Saturday, June 17, 2006

Opportunistic opposition

Randolph Churchill, the father of Winston, had a simple rule about how political parties out of power should operate.  He said, "the duty of the opposition is to oppose".  It seems that Kim Beazley, not having had much success proposing any new policies, has reverted to this dictum.

Before the Labor leader goes too far in following the advice of 19th century politicians he might consider the course of Randolph Churchill's fortunes.  He had a meteoric rise and by the age of 37 was both leader of the Conservative Party in the House of Commons and Chancellor of the Exchequer.  In a matter of months, he lost both positions and his political career petered out, ending in ignominy.  According to the leading historian of the British Conservatives, Churchill's colleagues quickly saw through him and they recognised his single biggest failing -- which was that "Churchill had no real policy".

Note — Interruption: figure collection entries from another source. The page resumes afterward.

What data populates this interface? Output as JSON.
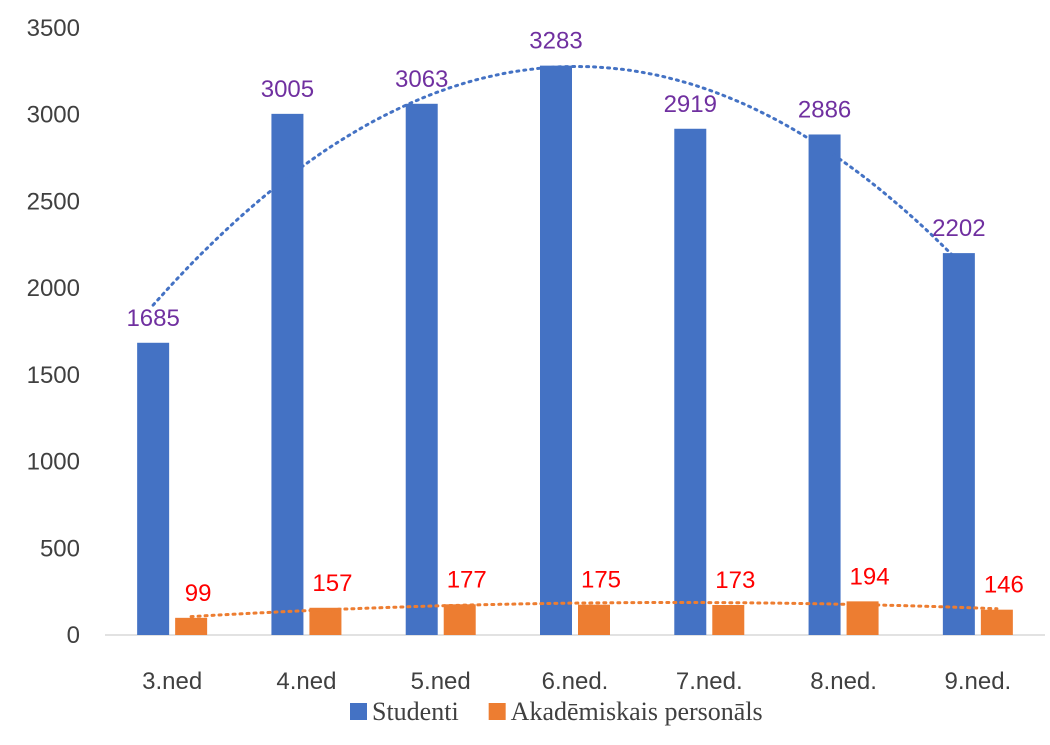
{
  "chart_data": {
    "type": "bar",
    "categories": [
      "3.ned",
      "4.ned",
      "5.ned",
      "6.ned.",
      "7.ned.",
      "8.ned.",
      "9.ned."
    ],
    "series": [
      {
        "name": "Studenti",
        "values": [
          1685,
          3005,
          3063,
          3283,
          2919,
          2886,
          2202
        ],
        "color": "#4472C4",
        "label_color": "#7030A0"
      },
      {
        "name": "Akadēmiskais personāls",
        "values": [
          99,
          157,
          177,
          175,
          173,
          194,
          146
        ],
        "color": "#ED7D31",
        "label_color": "#FF0000"
      }
    ],
    "trendlines": [
      {
        "series": "Studenti",
        "type": "polynomial",
        "style": "dotted",
        "color": "#4472C4"
      },
      {
        "series": "Akadēmiskais personāls",
        "type": "polynomial",
        "style": "dotted",
        "color": "#ED7D31"
      }
    ],
    "ylim": [
      0,
      3500
    ],
    "yticks": [
      0,
      500,
      1000,
      1500,
      2000,
      2500,
      3000,
      3500
    ],
    "grid": false,
    "legend": "bottom"
  }
}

Whether the Australian electorate will see through Beazley's promise to scrap Australian workplace agreements (AWAs) and realise it is the policy Labor has when it can't think of an alternative, is one of the key political questions of the year.

At face value, the ALP's new position not just to abolish the AWAs but to place the entire industrial relations system in thrall to the ACTU might appear to be bad policy but good politics.  On a moment's reflection, though, it becomes obvious that Labor's stance is both bad policy and bad politics.

It's true that the public is yet to be convinced about the merits of Work Choices -- it is confused by it, and the coalition hasn't done a brilliant job of selling its benefits.  When combined with effective union advertisements against the legislation, and the blanket publicity given to the supposedly extreme actions of a few employers, it is no surprise that there is widespread unease about industrial relations.

By saying he will eliminate AWAs, Beazley might feel that at one stroke he has exploited the community's disquiet, appeased a restless union movement and kept himself in a job.

If only it were that simple.  But there is one problem:  Labor hasn't taken account of the intelligence of Australian voters.

Australian voters understand that an unemployment rate of 4.9 per cent is not an accident -- it is the product of a more flexible labour market.  They also know the accuracy of what the head of the International Monetary Fund said in Canberra on Wednesday, "... the labour laws of not only the 1970s, but even the 1990s, are probably not the ones we need in the 21st century".

Of course, voters are not above appeals to self-interest and the ever-growing demands of welfare for the middle class are the proof of this.  However, the ultimate objective of the electorate is to ensure the country's future prosperity and it appreciates that sometimes the interests of the 11 million voters who are not members of a trade union outweigh those of the less than two million voters who are.

Until 1998, it was an article of faith in Australian politics that no party proposing a new tax could win a federal election.  Voters didn't necessarily like the concept of the GST, they didn't understand it, and many felt that they themselves or others might be worse off under it.  But this didn't stop them voting for it anyway.  They knew it was in their long-term interests to improve the country's tax system.

The argument about Work Choices and AWAs is not very different from the GST debate.  Nearly a decade ago, Beazley's grab for votes put him on the wrong side of good policy -- and politically he was punished for it.  He risks making the same mistake again.

The GST was an important issue not just because of what it actually did, but also because of what it represented.  One political party supported reform and the modernisation of the economy, and the other didn't.

Likewise with AWAs.  That a relatively small proportion of workers are employed under them is irrelevant.  AWAs symbolise the ability of employers and employees to negotiate for flexibility and higher wages.  The fact that there aren't more AWAs is evidence that industrial relations in this country has yet to adapt to the new realities of the international marketplace for labour, goods and services.

In a moment of candour, Randolph Churchill once revealed the primary motivation behind his biggest political decisions.  He admitted it was "mostly opportunism".  Right now, it looks like the same thing is motivating Beazley.